By organising the welcoming point at the heart of the low-rise building, all the clinical and support functions are nearby and accessible. The planning logic of interspersing clinical and public spaces fosters a sense of reassurance and wellbeing. This is central to the experience of patients, staff, and visitors in their journey from diagnosis to treatment and therapy.
The carefully selected palette of materials and components forms a distinctive identity for the new centre. Features such as the oriel window draw the eye and communicate a structure and order to the linear form. Sited on vacant school land in an area of the city often deprived of investment, the Jean Bishop Integrated Care Centre has created a new civic landmark that the local community are very proud of.
Where clinical services are evolving rapidly, growth and change must be considered to deliver long-term value.
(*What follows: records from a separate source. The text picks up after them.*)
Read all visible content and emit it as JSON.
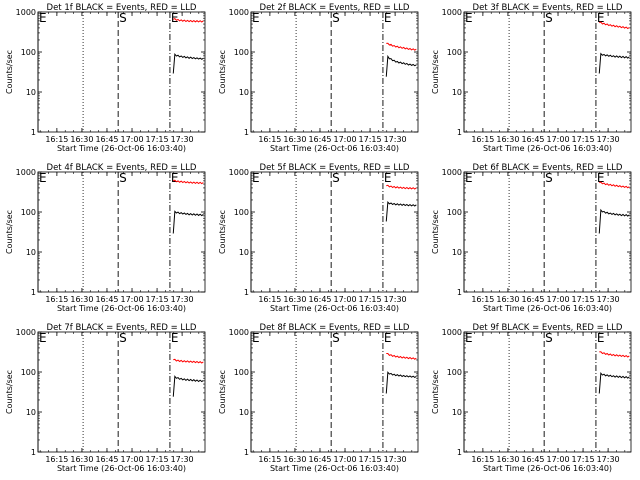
{
  "layout": {
    "rows": 3,
    "cols": 3
  },
  "colors": {
    "events": "#000000",
    "lld": "#ff0000",
    "axes": "#000000",
    "background": "#ffffff"
  },
  "chart_data": [
    {
      "type": "line",
      "title": "Det 1f BLACK = Events, RED = LLD",
      "xlabel": "Start Time (26-Oct-06 16:03:40)",
      "ylabel": "Counts/sec",
      "yscale": "log",
      "ylim": [
        1,
        1000
      ],
      "y_ticks": [
        "1",
        "10",
        "100",
        "1000"
      ],
      "xlim_minutes": [
        0,
        100
      ],
      "x_ticks": [
        {
          "label": "16:15",
          "t": 11.3
        },
        {
          "label": "16:30",
          "t": 26.3
        },
        {
          "label": "16:45",
          "t": 41.3
        },
        {
          "label": "17:00",
          "t": 56.3
        },
        {
          "label": "17:15",
          "t": 71.3
        },
        {
          "label": "17:30",
          "t": 86.3
        }
      ],
      "markers": [
        {
          "label": "E",
          "t": 0,
          "style": "solid"
        },
        {
          "label": "S",
          "t": 48,
          "style": "dash"
        },
        {
          "label": "E",
          "t": 79,
          "style": "dashdot"
        }
      ],
      "dotted_lines_t": [
        27
      ],
      "series": [
        {
          "name": "LLD",
          "color": "#ff0000",
          "t_start": 81,
          "t_end": 99,
          "values": [
            680,
            660,
            645,
            630,
            620,
            615,
            610,
            605,
            600,
            598,
            596,
            594,
            592,
            590,
            588,
            586,
            585,
            584,
            583,
            582
          ]
        },
        {
          "name": "Events",
          "color": "#000000",
          "t_start": 81,
          "t_end": 99,
          "values": [
            30,
            85,
            82,
            80,
            78,
            77,
            76,
            75,
            74,
            73,
            72,
            72,
            71,
            70,
            70,
            69,
            69,
            68,
            68,
            67
          ]
        }
      ]
    },
    {
      "type": "line",
      "title": "Det 2f BLACK = Events, RED = LLD",
      "xlabel": "Start Time (26-Oct-06 16:03:40)",
      "ylabel": "Counts/sec",
      "yscale": "log",
      "ylim": [
        1,
        1000
      ],
      "y_ticks": [
        "1",
        "10",
        "100",
        "1000"
      ],
      "xlim_minutes": [
        0,
        100
      ],
      "x_ticks": [
        {
          "label": "16:15",
          "t": 11.3
        },
        {
          "label": "16:30",
          "t": 26.3
        },
        {
          "label": "16:45",
          "t": 41.3
        },
        {
          "label": "17:00",
          "t": 56.3
        },
        {
          "label": "17:15",
          "t": 71.3
        },
        {
          "label": "17:30",
          "t": 86.3
        }
      ],
      "markers": [
        {
          "label": "E",
          "t": 0,
          "style": "solid"
        },
        {
          "label": "S",
          "t": 48,
          "style": "dash"
        },
        {
          "label": "E",
          "t": 79,
          "style": "dashdot"
        }
      ],
      "dotted_lines_t": [
        27
      ],
      "series": [
        {
          "name": "LLD",
          "color": "#ff0000",
          "t_start": 81,
          "t_end": 99,
          "values": [
            170,
            160,
            155,
            150,
            145,
            140,
            138,
            135,
            132,
            130,
            128,
            126,
            124,
            122,
            120,
            118,
            117,
            116,
            115,
            114
          ]
        },
        {
          "name": "Events",
          "color": "#000000",
          "t_start": 81,
          "t_end": 99,
          "values": [
            25,
            75,
            70,
            66,
            63,
            60,
            58,
            56,
            55,
            54,
            53,
            52,
            51,
            50,
            49,
            48,
            48,
            47,
            47,
            46
          ]
        }
      ]
    },
    {
      "type": "line",
      "title": "Det 3f BLACK = Events, RED = LLD",
      "xlabel": "Start Time (26-Oct-06 16:03:40)",
      "ylabel": "Counts/sec",
      "yscale": "log",
      "ylim": [
        1,
        1000
      ],
      "y_ticks": [
        "1",
        "10",
        "100",
        "1000"
      ],
      "xlim_minutes": [
        0,
        100
      ],
      "x_ticks": [
        {
          "label": "16:15",
          "t": 11.3
        },
        {
          "label": "16:30",
          "t": 26.3
        },
        {
          "label": "16:45",
          "t": 41.3
        },
        {
          "label": "17:00",
          "t": 56.3
        },
        {
          "label": "17:15",
          "t": 71.3
        },
        {
          "label": "17:30",
          "t": 86.3
        }
      ],
      "markers": [
        {
          "label": "E",
          "t": 0,
          "style": "solid"
        },
        {
          "label": "S",
          "t": 48,
          "style": "dash"
        },
        {
          "label": "E",
          "t": 79,
          "style": "dashdot"
        }
      ],
      "dotted_lines_t": [
        27
      ],
      "series": [
        {
          "name": "LLD",
          "color": "#ff0000",
          "t_start": 81,
          "t_end": 99,
          "values": [
            560,
            540,
            520,
            505,
            495,
            485,
            475,
            465,
            458,
            450,
            444,
            438,
            432,
            426,
            420,
            415,
            410,
            405,
            400,
            396
          ]
        },
        {
          "name": "Events",
          "color": "#000000",
          "t_start": 81,
          "t_end": 99,
          "values": [
            30,
            88,
            86,
            84,
            83,
            82,
            81,
            80,
            79,
            78,
            77,
            77,
            76,
            76,
            75,
            75,
            74,
            74,
            73,
            73
          ]
        }
      ]
    },
    {
      "type": "line",
      "title": "Det 4f BLACK = Events, RED = LLD",
      "xlabel": "Start Time (26-Oct-06 16:03:40)",
      "ylabel": "Counts/sec",
      "yscale": "log",
      "ylim": [
        1,
        1000
      ],
      "y_ticks": [
        "1",
        "10",
        "100",
        "1000"
      ],
      "xlim_minutes": [
        0,
        100
      ],
      "x_ticks": [
        {
          "label": "16:15",
          "t": 11.3
        },
        {
          "label": "16:30",
          "t": 26.3
        },
        {
          "label": "16:45",
          "t": 41.3
        },
        {
          "label": "17:00",
          "t": 56.3
        },
        {
          "label": "17:15",
          "t": 71.3
        },
        {
          "label": "17:30",
          "t": 86.3
        }
      ],
      "markers": [
        {
          "label": "E",
          "t": 0,
          "style": "solid"
        },
        {
          "label": "S",
          "t": 48,
          "style": "dash"
        },
        {
          "label": "E",
          "t": 79,
          "style": "dashdot"
        }
      ],
      "dotted_lines_t": [
        27
      ],
      "series": [
        {
          "name": "LLD",
          "color": "#ff0000",
          "t_start": 81,
          "t_end": 99,
          "values": [
            620,
            600,
            590,
            580,
            575,
            570,
            565,
            560,
            556,
            552,
            548,
            545,
            542,
            540,
            538,
            535,
            533,
            531,
            529,
            527
          ]
        },
        {
          "name": "Events",
          "color": "#000000",
          "t_start": 81,
          "t_end": 99,
          "values": [
            30,
            100,
            98,
            96,
            94,
            93,
            92,
            91,
            90,
            89,
            88,
            88,
            87,
            87,
            86,
            86,
            85,
            85,
            84,
            84
          ]
        }
      ]
    },
    {
      "type": "line",
      "title": "Det 5f BLACK = Events, RED = LLD",
      "xlabel": "Start Time (26-Oct-06 16:03:40)",
      "ylabel": "Counts/sec",
      "yscale": "log",
      "ylim": [
        1,
        1000
      ],
      "y_ticks": [
        "1",
        "10",
        "100",
        "1000"
      ],
      "xlim_minutes": [
        0,
        100
      ],
      "x_ticks": [
        {
          "label": "16:15",
          "t": 11.3
        },
        {
          "label": "16:30",
          "t": 26.3
        },
        {
          "label": "16:45",
          "t": 41.3
        },
        {
          "label": "17:00",
          "t": 56.3
        },
        {
          "label": "17:15",
          "t": 71.3
        },
        {
          "label": "17:30",
          "t": 86.3
        }
      ],
      "markers": [
        {
          "label": "E",
          "t": 0,
          "style": "solid"
        },
        {
          "label": "S",
          "t": 48,
          "style": "dash"
        },
        {
          "label": "E",
          "t": 79,
          "style": "dashdot"
        }
      ],
      "dotted_lines_t": [
        27
      ],
      "series": [
        {
          "name": "LLD",
          "color": "#ff0000",
          "t_start": 81,
          "t_end": 99,
          "values": [
            470,
            450,
            440,
            430,
            425,
            420,
            416,
            412,
            408,
            405,
            402,
            400,
            398,
            396,
            394,
            392,
            391,
            390,
            389,
            388
          ]
        },
        {
          "name": "Events",
          "color": "#000000",
          "t_start": 81,
          "t_end": 99,
          "values": [
            60,
            170,
            165,
            162,
            160,
            158,
            156,
            155,
            154,
            153,
            152,
            151,
            150,
            149,
            148,
            148,
            147,
            147,
            146,
            146
          ]
        }
      ]
    },
    {
      "type": "line",
      "title": "Det 6f BLACK = Events, RED = LLD",
      "xlabel": "Start Time (26-Oct-06 16:03:40)",
      "ylabel": "Counts/sec",
      "yscale": "log",
      "ylim": [
        1,
        1000
      ],
      "y_ticks": [
        "1",
        "10",
        "100",
        "1000"
      ],
      "xlim_minutes": [
        0,
        100
      ],
      "x_ticks": [
        {
          "label": "16:15",
          "t": 11.3
        },
        {
          "label": "16:30",
          "t": 26.3
        },
        {
          "label": "16:45",
          "t": 41.3
        },
        {
          "label": "17:00",
          "t": 56.3
        },
        {
          "label": "17:15",
          "t": 71.3
        },
        {
          "label": "17:30",
          "t": 86.3
        }
      ],
      "markers": [
        {
          "label": "E",
          "t": 0,
          "style": "solid"
        },
        {
          "label": "S",
          "t": 48,
          "style": "dash"
        },
        {
          "label": "E",
          "t": 79,
          "style": "dashdot"
        }
      ],
      "dotted_lines_t": [
        27
      ],
      "series": [
        {
          "name": "LLD",
          "color": "#ff0000",
          "t_start": 81,
          "t_end": 99,
          "values": [
            560,
            540,
            525,
            510,
            500,
            490,
            482,
            475,
            468,
            462,
            456,
            450,
            445,
            440,
            435,
            430,
            426,
            422,
            418,
            415
          ]
        },
        {
          "name": "Events",
          "color": "#000000",
          "t_start": 81,
          "t_end": 99,
          "values": [
            30,
            108,
            104,
            100,
            97,
            95,
            93,
            91,
            90,
            89,
            88,
            87,
            86,
            85,
            84,
            84,
            83,
            83,
            82,
            82
          ]
        }
      ]
    },
    {
      "type": "line",
      "title": "Det 7f BLACK = Events, RED = LLD",
      "xlabel": "Start Time (26-Oct-06 16:03:40)",
      "ylabel": "Counts/sec",
      "yscale": "log",
      "ylim": [
        1,
        1000
      ],
      "y_ticks": [
        "1",
        "10",
        "100",
        "1000"
      ],
      "xlim_minutes": [
        0,
        100
      ],
      "x_ticks": [
        {
          "label": "16:15",
          "t": 11.3
        },
        {
          "label": "16:30",
          "t": 26.3
        },
        {
          "label": "16:45",
          "t": 41.3
        },
        {
          "label": "17:00",
          "t": 56.3
        },
        {
          "label": "17:15",
          "t": 71.3
        },
        {
          "label": "17:30",
          "t": 86.3
        }
      ],
      "markers": [
        {
          "label": "E",
          "t": 0,
          "style": "solid"
        },
        {
          "label": "S",
          "t": 48,
          "style": "dash"
        },
        {
          "label": "E",
          "t": 79,
          "style": "dashdot"
        }
      ],
      "dotted_lines_t": [
        27
      ],
      "series": [
        {
          "name": "LLD",
          "color": "#ff0000",
          "t_start": 81,
          "t_end": 99,
          "values": [
            210,
            200,
            195,
            192,
            190,
            188,
            186,
            185,
            184,
            183,
            182,
            181,
            180,
            179,
            178,
            177,
            176,
            175,
            174,
            173
          ]
        },
        {
          "name": "Events",
          "color": "#000000",
          "t_start": 81,
          "t_end": 99,
          "values": [
            25,
            75,
            72,
            70,
            68,
            67,
            66,
            65,
            64,
            64,
            63,
            63,
            62,
            62,
            61,
            61,
            60,
            60,
            60,
            59
          ]
        }
      ]
    },
    {
      "type": "line",
      "title": "Det 8f BLACK = Events, RED = LLD",
      "xlabel": "Start Time (26-Oct-06 16:03:40)",
      "ylabel": "Counts/sec",
      "yscale": "log",
      "ylim": [
        1,
        1000
      ],
      "y_ticks": [
        "1",
        "10",
        "100",
        "1000"
      ],
      "xlim_minutes": [
        0,
        100
      ],
      "x_ticks": [
        {
          "label": "16:15",
          "t": 11.3
        },
        {
          "label": "16:30",
          "t": 26.3
        },
        {
          "label": "16:45",
          "t": 41.3
        },
        {
          "label": "17:00",
          "t": 56.3
        },
        {
          "label": "17:15",
          "t": 71.3
        },
        {
          "label": "17:30",
          "t": 86.3
        }
      ],
      "markers": [
        {
          "label": "E",
          "t": 0,
          "style": "solid"
        },
        {
          "label": "S",
          "t": 48,
          "style": "dash"
        },
        {
          "label": "E",
          "t": 79,
          "style": "dashdot"
        }
      ],
      "dotted_lines_t": [
        27
      ],
      "series": [
        {
          "name": "LLD",
          "color": "#ff0000",
          "t_start": 81,
          "t_end": 99,
          "values": [
            300,
            280,
            270,
            262,
            255,
            250,
            245,
            241,
            238,
            235,
            232,
            230,
            228,
            226,
            224,
            222,
            220,
            218,
            216,
            214
          ]
        },
        {
          "name": "Events",
          "color": "#000000",
          "t_start": 81,
          "t_end": 99,
          "values": [
            30,
            95,
            92,
            89,
            87,
            85,
            84,
            83,
            82,
            81,
            80,
            79,
            79,
            78,
            78,
            77,
            77,
            76,
            76,
            75
          ]
        }
      ]
    },
    {
      "type": "line",
      "title": "Det 9f BLACK = Events, RED = LLD",
      "xlabel": "Start Time (26-Oct-06 16:03:40)",
      "ylabel": "Counts/sec",
      "yscale": "log",
      "ylim": [
        1,
        1000
      ],
      "y_ticks": [
        "1",
        "10",
        "100",
        "1000"
      ],
      "xlim_minutes": [
        0,
        100
      ],
      "x_ticks": [
        {
          "label": "16:15",
          "t": 11.3
        },
        {
          "label": "16:30",
          "t": 26.3
        },
        {
          "label": "16:45",
          "t": 41.3
        },
        {
          "label": "17:00",
          "t": 56.3
        },
        {
          "label": "17:15",
          "t": 71.3
        },
        {
          "label": "17:30",
          "t": 86.3
        }
      ],
      "markers": [
        {
          "label": "E",
          "t": 0,
          "style": "solid"
        },
        {
          "label": "S",
          "t": 48,
          "style": "dash"
        },
        {
          "label": "E",
          "t": 79,
          "style": "dashdot"
        }
      ],
      "dotted_lines_t": [
        27
      ],
      "series": [
        {
          "name": "LLD",
          "color": "#ff0000",
          "t_start": 81,
          "t_end": 99,
          "values": [
            330,
            310,
            300,
            292,
            286,
            280,
            276,
            272,
            268,
            265,
            262,
            260,
            258,
            256,
            254,
            252,
            250,
            248,
            246,
            244
          ]
        },
        {
          "name": "Events",
          "color": "#000000",
          "t_start": 81,
          "t_end": 99,
          "values": [
            30,
            90,
            87,
            85,
            83,
            82,
            81,
            80,
            79,
            78,
            77,
            77,
            76,
            76,
            75,
            75,
            74,
            74,
            73,
            73
          ]
        }
      ]
    }
  ]
}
The building has been designed with a process of appropriate standardisation to provide the flexibility to adapt to future changes in need.
Through its proactive approach to ill-health prevention, the centre believes it is consistently saving more than £100 per patient, per year, on the cost of medication. It also believes that if this was replicated for all frail people across the UK, it could represent a £270m annual saving to the NHS. A recent study, led by a team of researchers from the Wolfson Palliative Care Research Centre at the University of Hull, concluded that frail patients treated here (who could expect to go to A&E more than three times a year) are 50% less likely to need emergency treatment.